世事都有一定的规则,只是人们看到的都是巧合。
三
夜晚在海的那边终于降临了,沙滩上的人也散去了热情,我估计很多人和我一样,在这里走一走,都不是为了找寻外部的东西,在这个时段,人更适合向内看一眼,找一缕风来消除慌张或是幼稚。
路过海边的一处古戏台,戏台上并没有戏,拉起银幕在放电影,台下一排排的石凳上,坐着稀稀拉拉的人。由于街灯的关系,银幕黑了些,色彩淡了些,画面像极了黑白电影。这电影我没看过,一男一女在打乒乓球,表情严肃,说着什么我没记住,音响质量太差,他们两个就那么一下一下地对打着,谁也不发力,谁也不失误,好像能打上一辈子似的。

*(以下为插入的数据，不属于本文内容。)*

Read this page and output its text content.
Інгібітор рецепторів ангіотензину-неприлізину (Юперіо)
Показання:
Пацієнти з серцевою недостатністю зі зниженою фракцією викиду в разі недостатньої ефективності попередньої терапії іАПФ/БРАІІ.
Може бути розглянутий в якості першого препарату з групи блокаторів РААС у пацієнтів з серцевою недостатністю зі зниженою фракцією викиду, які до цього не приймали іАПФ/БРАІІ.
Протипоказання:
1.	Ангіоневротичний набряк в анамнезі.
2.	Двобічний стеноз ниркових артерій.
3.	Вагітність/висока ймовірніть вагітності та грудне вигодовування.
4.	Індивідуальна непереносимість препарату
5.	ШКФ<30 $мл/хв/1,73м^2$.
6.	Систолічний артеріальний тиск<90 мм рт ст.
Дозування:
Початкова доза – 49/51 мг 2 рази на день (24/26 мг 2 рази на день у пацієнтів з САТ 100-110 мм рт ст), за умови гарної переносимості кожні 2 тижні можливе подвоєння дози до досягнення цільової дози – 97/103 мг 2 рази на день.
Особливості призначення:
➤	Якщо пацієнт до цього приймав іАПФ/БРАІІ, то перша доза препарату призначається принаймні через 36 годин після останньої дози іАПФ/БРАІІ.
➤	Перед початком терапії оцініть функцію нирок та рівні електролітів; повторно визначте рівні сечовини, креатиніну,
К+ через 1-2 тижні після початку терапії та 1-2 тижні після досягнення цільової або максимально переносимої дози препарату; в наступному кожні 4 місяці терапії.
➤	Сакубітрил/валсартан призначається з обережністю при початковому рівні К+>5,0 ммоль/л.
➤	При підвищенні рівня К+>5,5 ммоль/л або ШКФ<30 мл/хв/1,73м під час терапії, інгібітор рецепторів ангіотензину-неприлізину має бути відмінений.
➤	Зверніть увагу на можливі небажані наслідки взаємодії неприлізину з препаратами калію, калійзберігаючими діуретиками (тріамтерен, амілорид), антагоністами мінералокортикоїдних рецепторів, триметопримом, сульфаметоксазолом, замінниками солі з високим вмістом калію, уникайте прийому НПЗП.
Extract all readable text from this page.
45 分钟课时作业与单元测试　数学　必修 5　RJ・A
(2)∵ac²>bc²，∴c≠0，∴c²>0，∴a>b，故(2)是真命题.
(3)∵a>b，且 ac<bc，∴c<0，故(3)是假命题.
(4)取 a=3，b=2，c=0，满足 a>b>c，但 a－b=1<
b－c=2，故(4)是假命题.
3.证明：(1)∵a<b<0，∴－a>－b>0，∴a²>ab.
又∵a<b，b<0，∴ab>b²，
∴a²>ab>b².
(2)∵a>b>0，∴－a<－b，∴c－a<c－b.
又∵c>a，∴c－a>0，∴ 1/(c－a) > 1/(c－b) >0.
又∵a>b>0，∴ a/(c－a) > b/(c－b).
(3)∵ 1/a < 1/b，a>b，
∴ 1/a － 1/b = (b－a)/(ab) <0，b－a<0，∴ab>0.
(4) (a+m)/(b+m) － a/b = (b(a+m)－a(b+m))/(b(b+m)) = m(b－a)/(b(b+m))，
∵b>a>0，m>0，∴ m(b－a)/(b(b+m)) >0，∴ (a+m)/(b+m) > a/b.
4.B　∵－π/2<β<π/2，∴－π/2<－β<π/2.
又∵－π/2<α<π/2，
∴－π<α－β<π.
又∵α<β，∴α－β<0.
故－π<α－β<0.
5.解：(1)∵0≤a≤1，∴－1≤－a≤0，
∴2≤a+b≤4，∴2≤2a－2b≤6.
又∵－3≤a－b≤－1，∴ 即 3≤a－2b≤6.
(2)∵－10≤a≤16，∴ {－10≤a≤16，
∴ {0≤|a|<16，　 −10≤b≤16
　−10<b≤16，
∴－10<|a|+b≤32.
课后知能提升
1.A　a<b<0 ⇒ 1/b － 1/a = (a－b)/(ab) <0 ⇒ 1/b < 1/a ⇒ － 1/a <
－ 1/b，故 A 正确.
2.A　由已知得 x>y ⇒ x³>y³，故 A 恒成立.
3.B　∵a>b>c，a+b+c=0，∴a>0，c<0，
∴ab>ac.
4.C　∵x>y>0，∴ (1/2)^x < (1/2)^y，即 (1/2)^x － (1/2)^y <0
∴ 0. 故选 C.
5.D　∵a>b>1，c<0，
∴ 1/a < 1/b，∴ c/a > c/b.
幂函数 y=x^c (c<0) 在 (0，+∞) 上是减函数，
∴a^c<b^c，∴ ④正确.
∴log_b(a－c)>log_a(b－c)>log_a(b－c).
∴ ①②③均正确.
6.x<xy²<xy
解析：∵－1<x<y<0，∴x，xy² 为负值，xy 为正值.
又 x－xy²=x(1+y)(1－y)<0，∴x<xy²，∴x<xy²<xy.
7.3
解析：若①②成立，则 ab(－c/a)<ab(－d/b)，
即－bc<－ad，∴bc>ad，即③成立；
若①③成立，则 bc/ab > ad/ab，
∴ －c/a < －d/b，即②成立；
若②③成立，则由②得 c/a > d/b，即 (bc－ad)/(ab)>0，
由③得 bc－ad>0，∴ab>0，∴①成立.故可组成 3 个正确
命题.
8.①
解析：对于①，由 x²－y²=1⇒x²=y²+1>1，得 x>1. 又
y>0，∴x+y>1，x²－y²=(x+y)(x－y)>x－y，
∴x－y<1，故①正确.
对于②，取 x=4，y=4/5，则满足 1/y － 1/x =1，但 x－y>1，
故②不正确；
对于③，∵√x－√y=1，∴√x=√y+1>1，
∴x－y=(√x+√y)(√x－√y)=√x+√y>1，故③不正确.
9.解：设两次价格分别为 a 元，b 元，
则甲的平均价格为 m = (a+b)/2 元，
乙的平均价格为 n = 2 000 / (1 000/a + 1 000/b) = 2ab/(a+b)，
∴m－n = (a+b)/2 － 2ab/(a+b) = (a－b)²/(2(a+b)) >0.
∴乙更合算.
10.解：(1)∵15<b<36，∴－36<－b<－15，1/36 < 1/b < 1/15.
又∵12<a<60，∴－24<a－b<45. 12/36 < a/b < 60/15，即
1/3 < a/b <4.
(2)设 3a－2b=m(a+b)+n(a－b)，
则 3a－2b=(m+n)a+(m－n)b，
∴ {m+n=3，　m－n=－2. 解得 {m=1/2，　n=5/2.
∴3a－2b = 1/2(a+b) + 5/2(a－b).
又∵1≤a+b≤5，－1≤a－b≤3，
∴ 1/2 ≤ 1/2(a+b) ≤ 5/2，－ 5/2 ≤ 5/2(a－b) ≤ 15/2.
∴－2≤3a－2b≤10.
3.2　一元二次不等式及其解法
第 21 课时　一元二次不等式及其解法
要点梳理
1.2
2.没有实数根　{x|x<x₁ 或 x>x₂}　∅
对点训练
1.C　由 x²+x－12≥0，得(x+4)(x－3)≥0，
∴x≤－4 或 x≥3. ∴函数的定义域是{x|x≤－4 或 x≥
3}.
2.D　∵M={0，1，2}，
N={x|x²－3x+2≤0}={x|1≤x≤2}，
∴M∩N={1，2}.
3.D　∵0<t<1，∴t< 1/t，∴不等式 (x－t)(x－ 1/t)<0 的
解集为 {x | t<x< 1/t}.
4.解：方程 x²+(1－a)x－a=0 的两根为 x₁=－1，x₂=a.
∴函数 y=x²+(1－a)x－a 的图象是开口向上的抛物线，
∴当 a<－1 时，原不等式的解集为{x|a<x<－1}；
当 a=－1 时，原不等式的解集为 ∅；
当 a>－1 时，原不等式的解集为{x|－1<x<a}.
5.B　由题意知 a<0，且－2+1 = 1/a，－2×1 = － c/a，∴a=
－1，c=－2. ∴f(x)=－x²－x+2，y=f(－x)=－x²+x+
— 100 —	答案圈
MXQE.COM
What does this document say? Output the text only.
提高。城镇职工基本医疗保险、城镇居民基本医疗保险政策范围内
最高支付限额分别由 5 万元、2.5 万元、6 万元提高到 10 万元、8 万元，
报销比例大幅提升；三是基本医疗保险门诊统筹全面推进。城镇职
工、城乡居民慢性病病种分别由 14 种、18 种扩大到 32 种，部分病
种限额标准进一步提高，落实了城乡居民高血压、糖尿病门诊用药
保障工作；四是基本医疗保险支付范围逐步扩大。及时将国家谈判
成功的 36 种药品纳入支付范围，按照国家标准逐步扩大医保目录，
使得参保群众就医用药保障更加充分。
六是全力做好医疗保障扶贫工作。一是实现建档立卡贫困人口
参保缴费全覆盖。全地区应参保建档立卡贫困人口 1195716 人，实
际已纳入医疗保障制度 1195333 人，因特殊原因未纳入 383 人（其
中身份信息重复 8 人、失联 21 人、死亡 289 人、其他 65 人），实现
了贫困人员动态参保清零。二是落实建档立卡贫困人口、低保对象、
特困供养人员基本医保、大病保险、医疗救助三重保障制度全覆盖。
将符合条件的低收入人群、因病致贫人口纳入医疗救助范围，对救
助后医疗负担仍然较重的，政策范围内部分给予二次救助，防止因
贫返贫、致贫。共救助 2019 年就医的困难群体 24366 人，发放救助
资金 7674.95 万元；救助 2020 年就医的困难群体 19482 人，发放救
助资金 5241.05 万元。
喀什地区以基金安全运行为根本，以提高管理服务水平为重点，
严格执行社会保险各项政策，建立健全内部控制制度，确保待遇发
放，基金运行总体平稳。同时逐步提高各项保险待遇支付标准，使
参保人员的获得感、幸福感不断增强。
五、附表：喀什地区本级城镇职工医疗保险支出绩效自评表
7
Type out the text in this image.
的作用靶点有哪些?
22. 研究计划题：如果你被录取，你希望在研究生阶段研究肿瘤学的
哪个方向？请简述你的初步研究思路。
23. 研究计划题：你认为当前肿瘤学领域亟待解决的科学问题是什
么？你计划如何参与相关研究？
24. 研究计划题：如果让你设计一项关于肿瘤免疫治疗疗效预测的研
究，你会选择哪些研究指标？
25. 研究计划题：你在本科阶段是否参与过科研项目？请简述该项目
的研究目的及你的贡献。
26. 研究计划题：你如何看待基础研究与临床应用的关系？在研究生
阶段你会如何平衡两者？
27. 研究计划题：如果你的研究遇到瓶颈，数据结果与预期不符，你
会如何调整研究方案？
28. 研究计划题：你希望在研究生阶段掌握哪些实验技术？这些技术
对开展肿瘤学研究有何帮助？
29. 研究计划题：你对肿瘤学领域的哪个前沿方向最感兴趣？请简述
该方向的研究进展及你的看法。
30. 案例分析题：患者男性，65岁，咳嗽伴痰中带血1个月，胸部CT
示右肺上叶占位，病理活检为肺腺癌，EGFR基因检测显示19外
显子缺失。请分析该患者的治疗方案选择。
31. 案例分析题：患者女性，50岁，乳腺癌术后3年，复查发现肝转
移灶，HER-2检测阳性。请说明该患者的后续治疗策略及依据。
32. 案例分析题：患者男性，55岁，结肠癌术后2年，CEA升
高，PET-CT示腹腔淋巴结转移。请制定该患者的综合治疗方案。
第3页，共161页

看电影的人来来往往,都不会停留太久,一个故事,也就凌乱了,每个人带走一小部分。我在石凳上坐了很久,海风缓缓地吹着,夹杂着湿润,并不会感觉凉爽,越吹越觉得身上黏黏的。
我起身往酒店的方向走,一路走得匆忙,回到房间也是一身汗。我洗了个澡,只穿着短裤站在露台上,打开一罐冰啤酒,喝一口立刻觉得惬意。楼下是商业街,熙攘嘈杂,似乎每个人都欢喜。
人类的悲欢并不相通,我只觉得他们吵闹。这话是鲁迅说的,我同样是怕吵的人,但在某些时候,比如此刻,海风从远处吹来,喝一罐冰啤酒,发觉这人间的悲欢看一看也无妨。如同看一场电影,也不必为主角担心太久。